Alphabet Stock Rises 1.3% Despite Losing Top AI Researcher to OpenAI

Shazeer helped lead the development of Google’s Gemini AI models and is seen as one of the world’s most influential AI researchers. His 2017 paper, “Attention is All You Need,” introduced the architecture behind today’s AI chatbots. In September 2024, Google paid $2.7 billion to buy Shazeer’s startup, Character.AI, mainly to bring him back to the company.
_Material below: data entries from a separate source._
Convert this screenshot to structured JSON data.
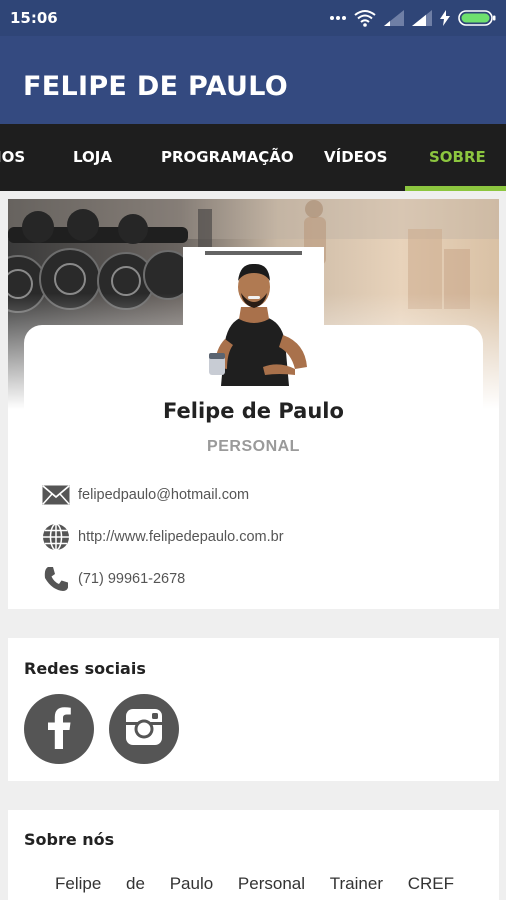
{
  "status_bar": {
    "time": "15:06",
    "icons": [
      "more-icon",
      "wifi-icon",
      "signal-icon",
      "signal-icon",
      "charging-icon",
      "battery-icon"
    ]
  },
  "app_bar": {
    "title": "FELIPE DE PAULO"
  },
  "tabs": [
    {
      "label": "IOS",
      "active": false
    },
    {
      "label": "LOJA",
      "active": false
    },
    {
      "label": "PROGRAMAÇÃO",
      "active": false
    },
    {
      "label": "VÍDEOS",
      "active": false
    },
    {
      "label": "SOBRE",
      "active": true
    }
  ],
  "profile": {
    "name": "Felipe de Paulo",
    "role": "PERSONAL",
    "contacts": [
      {
        "icon": "mail-icon",
        "text": "felipedpaulo@hotmail.com"
      },
      {
        "icon": "globe-icon",
        "text": "http://www.felipedepaulo.com.br"
      },
      {
        "icon": "phone-icon",
        "text": "(71) 99961-2678"
      }
    ]
  },
  "social": {
    "title": "Redes sociais",
    "links": [
      {
        "icon": "facebook-icon"
      },
      {
        "icon": "instagram-icon"
      }
    ]
  },
  "about": {
    "title": "Sobre nós",
    "words": [
      "Felipe",
      "de",
      "Paulo",
      "Personal",
      "Trainer",
      "CREF"
    ]
  },
  "colors": {
    "status_bar": "#2f4577",
    "app_bar": "#344a80",
    "tab_bar": "#1e1e1e",
    "accent": "#8cc63f",
    "background": "#efefef",
    "icon_gray": "#555555"
  }
}
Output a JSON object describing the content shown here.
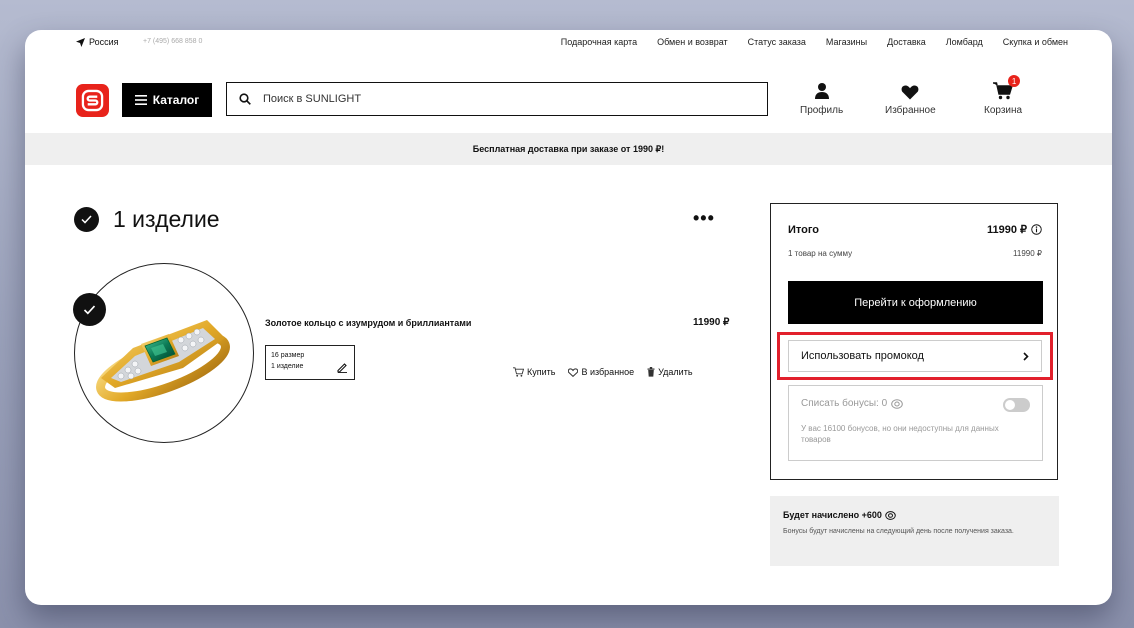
{
  "topbar": {
    "location": "Россия",
    "phone": "+7 (495) 668 858 0",
    "links": [
      "Подарочная карта",
      "Обмен и возврат",
      "Статус заказа",
      "Магазины",
      "Доставка",
      "Ломбард",
      "Скупка и обмен"
    ]
  },
  "header": {
    "catalog_label": "Каталог",
    "search_placeholder": "Поиск в SUNLIGHT",
    "profile_label": "Профиль",
    "favorites_label": "Избранное",
    "cart_label": "Корзина",
    "cart_count": "1"
  },
  "banner": {
    "text": "Бесплатная доставка при заказе от 1990 ₽!"
  },
  "cart": {
    "title": "1 изделие",
    "item": {
      "name": "Золотое кольцо с изумрудом и бриллиантами",
      "price": "11990 ₽",
      "size": "16 размер",
      "quantity": "1 изделие",
      "actions": {
        "buy": "Купить",
        "favorite": "В избранное",
        "remove": "Удалить"
      }
    }
  },
  "summary": {
    "title": "Итого",
    "total": "11990 ₽",
    "row_label": "1 товар на сумму",
    "row_value": "11990 ₽",
    "checkout_label": "Перейти к оформлению",
    "promo_label": "Использовать промокод",
    "bonus_label": "Списать бонусы: 0",
    "bonus_note": "У вас 16100 бонусов, но они недоступны для данных товаров"
  },
  "accrual": {
    "title": "Будет начислено +600",
    "note": "Бонусы будут начислены на следующий день после получения заказа."
  },
  "colors": {
    "brand": "#e8231b",
    "highlight": "#e2202c"
  }
}
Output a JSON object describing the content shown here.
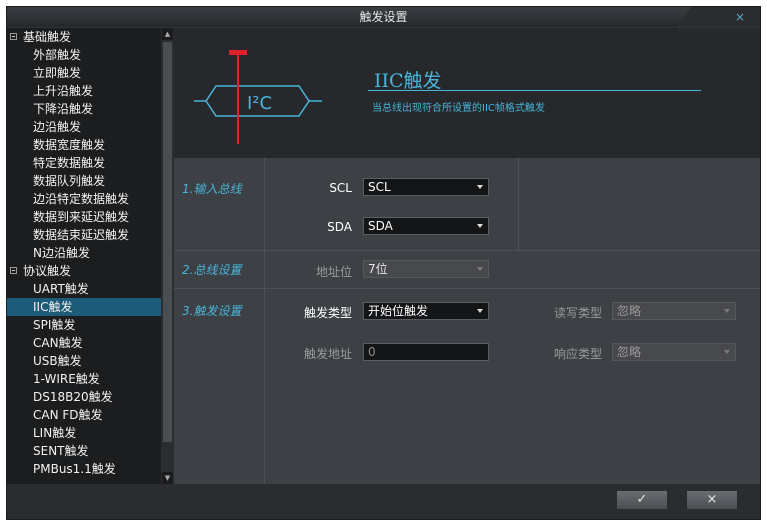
{
  "window": {
    "title": "触发设置",
    "close_icon": "×"
  },
  "sidebar": {
    "items": [
      {
        "label": "基础触发",
        "level": 0
      },
      {
        "label": "外部触发",
        "level": 1
      },
      {
        "label": "立即触发",
        "level": 1
      },
      {
        "label": "上升沿触发",
        "level": 1
      },
      {
        "label": "下降沿触发",
        "level": 1
      },
      {
        "label": "边沿触发",
        "level": 1
      },
      {
        "label": "数据宽度触发",
        "level": 1
      },
      {
        "label": "特定数据触发",
        "level": 1
      },
      {
        "label": "数据队列触发",
        "level": 1
      },
      {
        "label": "边沿特定数据触发",
        "level": 1
      },
      {
        "label": "数据到来延迟触发",
        "level": 1
      },
      {
        "label": "数据结束延迟触发",
        "level": 1
      },
      {
        "label": "N边沿触发",
        "level": 1
      },
      {
        "label": "协议触发",
        "level": 0
      },
      {
        "label": "UART触发",
        "level": 1
      },
      {
        "label": "IIC触发",
        "level": 1,
        "selected": true
      },
      {
        "label": "SPI触发",
        "level": 1
      },
      {
        "label": "CAN触发",
        "level": 1
      },
      {
        "label": "USB触发",
        "level": 1
      },
      {
        "label": "1-WIRE触发",
        "level": 1
      },
      {
        "label": "DS18B20触发",
        "level": 1
      },
      {
        "label": "CAN FD触发",
        "level": 1
      },
      {
        "label": "LIN触发",
        "level": 1
      },
      {
        "label": "SENT触发",
        "level": 1
      },
      {
        "label": "PMBus1.1触发",
        "level": 1
      }
    ]
  },
  "banner": {
    "logo_text": "I²C",
    "title": "IIC触发",
    "description": "当总线出现符合所设置的IIC帧格式触发"
  },
  "sections": {
    "input_bus": {
      "label": "1.输入总线",
      "scl_label": "SCL",
      "scl_value": "SCL",
      "sda_label": "SDA",
      "sda_value": "SDA"
    },
    "bus_settings": {
      "label": "2.总线设置",
      "address_bits_label": "地址位",
      "address_bits_value": "7位"
    },
    "trigger_settings": {
      "label": "3.触发设置",
      "trigger_type_label": "触发类型",
      "trigger_type_value": "开始位触发",
      "rw_type_label": "读写类型",
      "rw_type_value": "忽略",
      "trigger_address_label": "触发地址",
      "trigger_address_value": "0",
      "ack_type_label": "响应类型",
      "ack_type_value": "忽略"
    }
  },
  "footer": {
    "ok_label": "✓",
    "cancel_label": "×"
  },
  "colors": {
    "accent": "#49b4d8",
    "selected": "#1d5b78",
    "logo_red": "#e0202a"
  }
}
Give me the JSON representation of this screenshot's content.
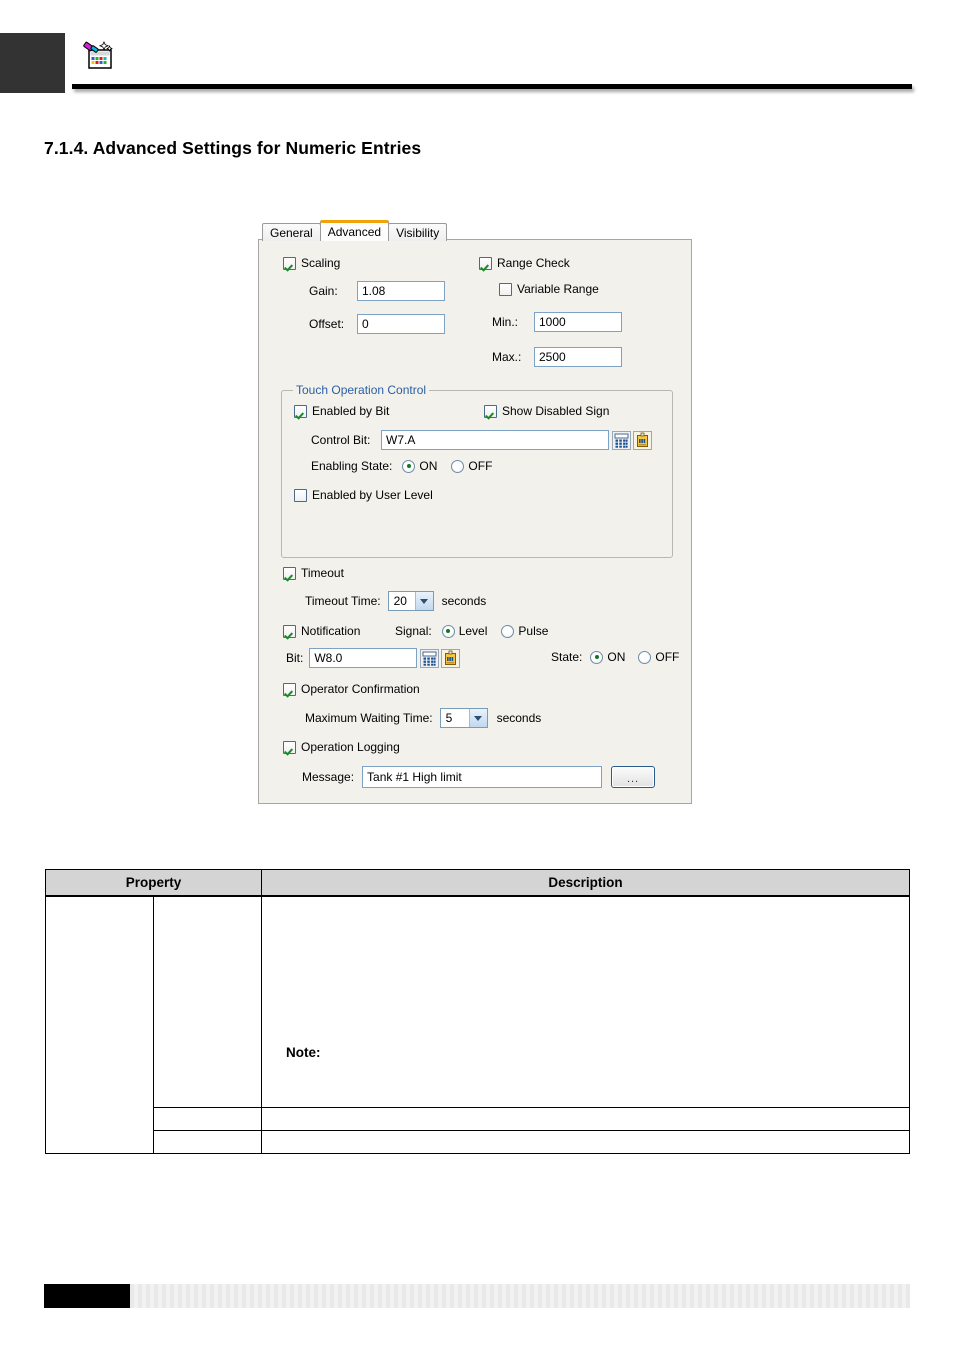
{
  "header": {
    "icon": "paint-palette-window-icon",
    "black_box": "header-marker"
  },
  "section": {
    "heading": "7.1.4. Advanced Settings for Numeric Entries"
  },
  "dialog": {
    "tabs": [
      {
        "label": "General",
        "selected": false
      },
      {
        "label": "Advanced",
        "selected": true
      },
      {
        "label": "Visibility",
        "selected": false
      }
    ],
    "accent_selected_tab": "#f0a30a",
    "scaling": {
      "checkbox_label": "Scaling",
      "checked": true,
      "gain_label": "Gain:",
      "gain_value": "1.08",
      "offset_label": "Offset:",
      "offset_value": "0"
    },
    "range_check": {
      "checkbox_label": "Range Check",
      "checked": true,
      "variable_range_label": "Variable Range",
      "variable_range_checked": false,
      "min_label": "Min.:",
      "min_value": "1000",
      "max_label": "Max.:",
      "max_value": "2500"
    },
    "touch_operation_control": {
      "legend": "Touch Operation Control",
      "legend_color": "#2a5fa5",
      "enabled_by_bit_label": "Enabled by Bit",
      "enabled_by_bit_checked": true,
      "show_disabled_sign_label": "Show Disabled Sign",
      "show_disabled_sign_checked": true,
      "control_bit_label": "Control Bit:",
      "control_bit_value": "W7.A",
      "enabling_state_label": "Enabling State:",
      "enabling_state_on": "ON",
      "enabling_state_off": "OFF",
      "enabling_state_selected": "ON",
      "enabled_by_user_level_label": "Enabled by User Level",
      "enabled_by_user_level_checked": false,
      "keypad_icon": "keypad-icon",
      "tag_icon": "tag-icon"
    },
    "timeout": {
      "checkbox_label": "Timeout",
      "checked": true,
      "time_label": "Timeout Time:",
      "time_value": "20",
      "unit": "seconds"
    },
    "notification": {
      "checkbox_label": "Notification",
      "checked": true,
      "signal_label": "Signal:",
      "signal_level": "Level",
      "signal_pulse": "Pulse",
      "signal_selected": "Level",
      "bit_label": "Bit:",
      "bit_value": "W8.0",
      "state_label": "State:",
      "state_on": "ON",
      "state_off": "OFF",
      "state_selected": "ON",
      "keypad_icon": "keypad-icon",
      "tag_icon": "tag-icon"
    },
    "operator_confirmation": {
      "checkbox_label": "Operator Confirmation",
      "checked": true,
      "max_wait_label": "Maximum Waiting Time:",
      "max_wait_value": "5",
      "unit": "seconds"
    },
    "operation_logging": {
      "checkbox_label": "Operation Logging",
      "checked": true,
      "message_label": "Message:",
      "message_value": "Tank #1 High limit",
      "browse_button_label": "..."
    }
  },
  "property_table": {
    "headers": {
      "property": "Property",
      "description": "Description"
    },
    "rows": [
      {
        "col1": "",
        "col2": "",
        "description": "",
        "note_label": "Note:"
      },
      {
        "col1": "",
        "col2": "",
        "description": ""
      },
      {
        "col1": "",
        "col2": "",
        "description": ""
      }
    ]
  },
  "footer": {
    "black_block": "footer-marker",
    "bar": "footer-pattern-bar"
  }
}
He announced on social media Wednesday night that he was leaving for OpenAI. OpenAI CEO Sam Altman said Shazeer was one of the people he most wanted to work with.

The small change in Alphabet’s stock price shows the difference between building technology and making money from it. Shazeer helped create Gemini but did not work on selling it. Alphabet’s way of making money from AI is still solid, even after he left.

D.A. Davidson’s analyst argued the longer-term implications are more concerning. He compared the move to a star athlete demanding a trade to a team with better championship prospects, suggesting that Shazeer’s choice signals where the frontier of the AI race currently stands. The analyst said Google remains well-positioned overall but acknowledged that the race at the frontier appears to be playing out primarily between Anthropic and OpenAI rather than Google.

Alphabet shares have risen 18% so far this year and 113% over the past 12 months.